Ganglion cysts are unsightly and sometimes painful. But while the fluid-filled sacs clustered around wrists and other joints are common, not a lot is known about their cause. A trip to the doctor can give sufferers some peace of mind that they are not a serious medical problem — or some options for having them removed, says Dr. Stacey H. Berner, medical director of the Hand and Upper Extremity Center at Northwest Hospital Center.
QUESTION: What are ganglion cysts?
ANSWER: Ganglion cysts are fluid-filled tissue sacs. They occur adjacent to joints and tendon sheaths. Although they can occur in association with nearly all of the joints in the body, they are most common in the wrist. In fact, they are the most common type of lump seen in the hand and wrist and are estimated to represent 50-70 percent of the masses that are encountered in these locations. Fortunately, they are benign or non-cancerous.
Q: Are they always on the hand?
A: The most common location is the dorsal (opposite the palm) surface of the wrist, and the second most frequent location is the palmar side of the wrist. They are raised bumps with generally well-defined borders. They vary in consistency from soft and compressible to firm.
Q: Who gets them and why?
A: They are rarely seen at birth, and therefore they are considered acquired, rather than congenital. They can be seen in children and adolescents as well as adults. In younger individuals, they may resolve spontaneously, however in mature individuals who have completed their skeletal growth, it is infrequent for ganglion cysts to resolve without treatment.
The diagnosis can usually be made through examination by an experienced health care practitioner, such as a hand surgeon.

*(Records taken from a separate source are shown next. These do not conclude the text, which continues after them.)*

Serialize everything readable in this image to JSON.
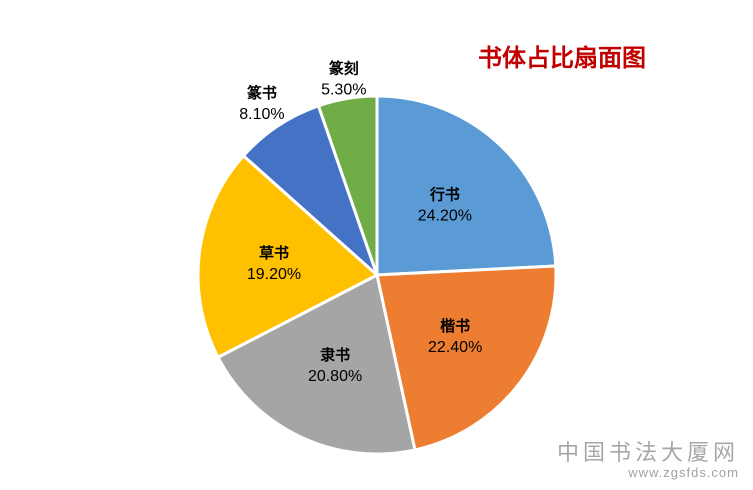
{
  "chart_data": {
    "type": "pie",
    "title": "书体占比扇面图",
    "slices": [
      {
        "label": "行书",
        "value": 24.2,
        "value_text": "24.20%",
        "color": "#5b9bd5"
      },
      {
        "label": "楷书",
        "value": 22.4,
        "value_text": "22.40%",
        "color": "#ed7d31"
      },
      {
        "label": "隶书",
        "value": 20.8,
        "value_text": "20.80%",
        "color": "#a5a5a5"
      },
      {
        "label": "草书",
        "value": 19.2,
        "value_text": "19.20%",
        "color": "#ffc000"
      },
      {
        "label": "篆书",
        "value": 8.1,
        "value_text": "8.10%",
        "color": "#4472c4"
      },
      {
        "label": "篆刻",
        "value": 5.3,
        "value_text": "5.30%",
        "color": "#70ad47"
      }
    ],
    "start_angle": "12 o'clock",
    "direction": "clockwise",
    "legend": "none",
    "data_labels": "category name and percentage"
  },
  "watermark": {
    "site_name": "中国书法大厦网",
    "url": "www.zgsfds.com"
  }
}
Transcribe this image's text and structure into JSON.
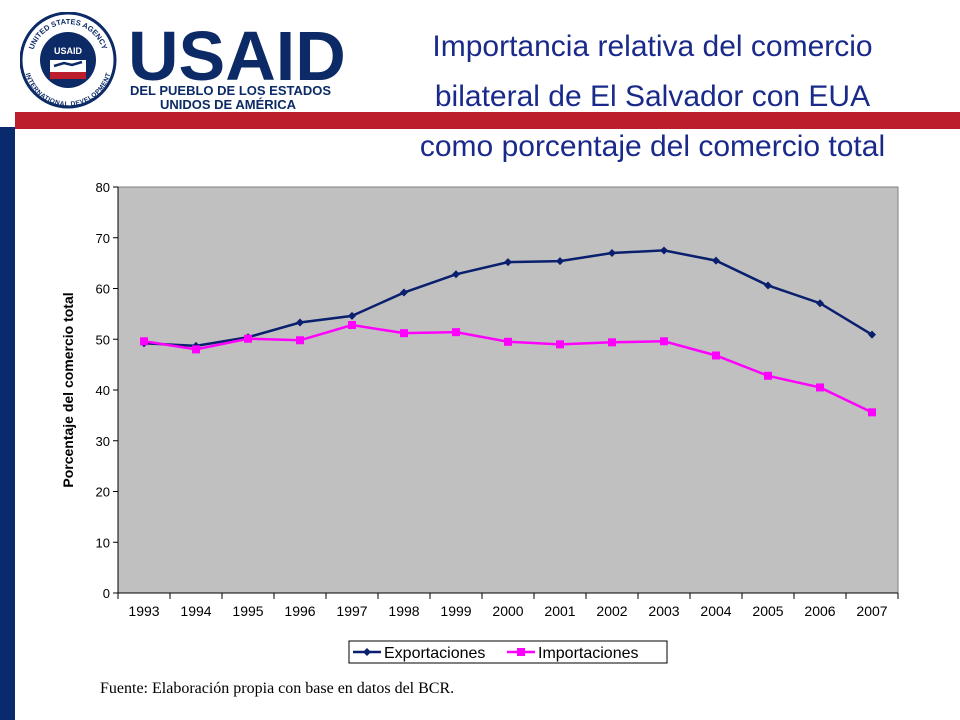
{
  "colors": {
    "left_bar": "#0a2a6e",
    "red_band": "#bd1e2c",
    "logo_blue": "#0c2a66",
    "logo_red": "#bd1e2c",
    "title": "#1a2a8a",
    "plot_bg": "#c0c0c0",
    "series_export": "#0a1f6e",
    "series_import": "#ff00ff"
  },
  "logo": {
    "seal_ring_top": "UNITED STATES AGENCY",
    "seal_ring_bottom": "INTERNATIONAL DEVELOPMENT",
    "seal_label": "USAID",
    "wordmark": "USAID",
    "tagline_line1": "DEL PUEBLO DE LOS ESTADOS",
    "tagline_line2": "UNIDOS DE AMÉRICA"
  },
  "title_lines": [
    "Importancia relativa del comercio",
    "bilateral de El Salvador con EUA",
    "como porcentaje del comercio total"
  ],
  "source_note": "Fuente: Elaboración propia con base en datos del BCR.",
  "chart_data": {
    "type": "line",
    "title": "",
    "xlabel": "",
    "ylabel": "Porcentaje del comercio total",
    "x": [
      "1993",
      "1994",
      "1995",
      "1996",
      "1997",
      "1998",
      "1999",
      "2000",
      "2001",
      "2002",
      "2003",
      "2004",
      "2005",
      "2006",
      "2007"
    ],
    "ylim": [
      0,
      80
    ],
    "yticks": [
      0,
      10,
      20,
      30,
      40,
      50,
      60,
      70,
      80
    ],
    "grid": false,
    "legend_position": "bottom",
    "series": [
      {
        "name": "Exportaciones",
        "marker": "diamond",
        "values": [
          49.2,
          48.7,
          50.4,
          53.3,
          54.6,
          59.2,
          62.8,
          65.2,
          65.4,
          67.0,
          67.5,
          65.5,
          60.6,
          57.1,
          50.9
        ]
      },
      {
        "name": "Importaciones",
        "marker": "square",
        "values": [
          49.6,
          48.0,
          50.1,
          49.8,
          52.8,
          51.2,
          51.4,
          49.5,
          49.0,
          49.4,
          49.6,
          46.8,
          42.8,
          40.5,
          35.6
        ]
      }
    ]
  }
}
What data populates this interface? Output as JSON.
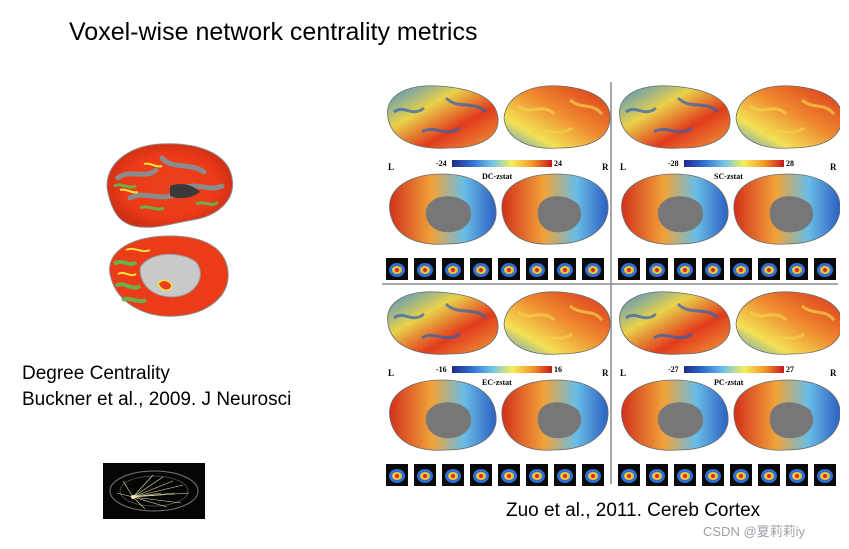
{
  "slide": {
    "title": "Voxel-wise network centrality metrics",
    "left_citation": {
      "line1": "Degree Centrality",
      "line2": "Buckner et al., 2009. J Neurosci"
    },
    "right_citation": "Zuo et al., 2011. Cereb Cortex",
    "watermark": "CSDN @夏莉莉iy"
  },
  "figure": {
    "hemisphere_left": "L",
    "hemisphere_right": "R",
    "panels": [
      {
        "metric_label": "DC-zstat",
        "min_label": "-24",
        "max_label": "24"
      },
      {
        "metric_label": "SC-zstat",
        "min_label": "-28",
        "max_label": "28"
      },
      {
        "metric_label": "EC-zstat",
        "min_label": "-16",
        "max_label": "16"
      },
      {
        "metric_label": "PC-zstat",
        "min_label": "-27",
        "max_label": "27"
      }
    ],
    "colorbar_colors": [
      "#1f2a8a",
      "#2f6fd0",
      "#6fc3e8",
      "#f4ee5a",
      "#f39a2c",
      "#c8181a"
    ]
  }
}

Occasionally, diagnostic studies such as an MRI scan or ultrasound may be useful if the diagnosis is not entirely clear. Despite the fact that the incidence of these lesions is quite high, their cause remains unknown. It has been suggested that individuals that develop these cysts may have some predisposition to forming them. No clear-cut link between a specific activity and the development of ganglion cysts has been established.
Q: Will they go away on their own?
A: It is not an absolute necessity to treat ganglion cysts. Simple observation and reassurance are appropriate in some cases. However, many individuals elect to have them treated. Among the common reasons that patients seek treatment are the appearance of these raised, noticeable lumps, and pain. Cysts may cause pain due to the pressure buildup of fluid within their walls. They can also cause discomfort by pressing on adjacent structures such as nerves, tendons and blood vessels.
Q: Do they need medical attention, or are there home remedies?
A: Historical treatments have included manual dispersion as well as striking the cysts with a heavy object, such as a book. These treatments are understandably uncomfortable and are associated with very high rates of recurrence. Aspiration, or drawing the fluid out with a hypodermic needle and syringe, has been associated with rates of recurrence from 50 percent to 90 percent.
Surgical treatment can be performed through an open surgical excision or by minimally invasive arthroscopic obliteration of the cyst. Rates of recurrence with open techniques have been quoted to range from 10-40 percent. Arthroscopic studies have demonstrated recurrence rates of 4 percent to 12 percent. Realistically, modern experience suggests rates of recurrence at 10 percent, or perhaps slightly higher with all techniques. Recurrence rates may be a bit higher for cysts on the palm side of the wrist.
The theoretical advantages of minimally invasive or arthroscopic obliteration of the cysts are rapid recovery, relatively low recurrence and improved cosmetic appearance. The drawbacks of the minimally invasive approach are the necessity for more elaborate operating-room equipment, and the indirect nature of the procedure, as it is visualized on a video screen.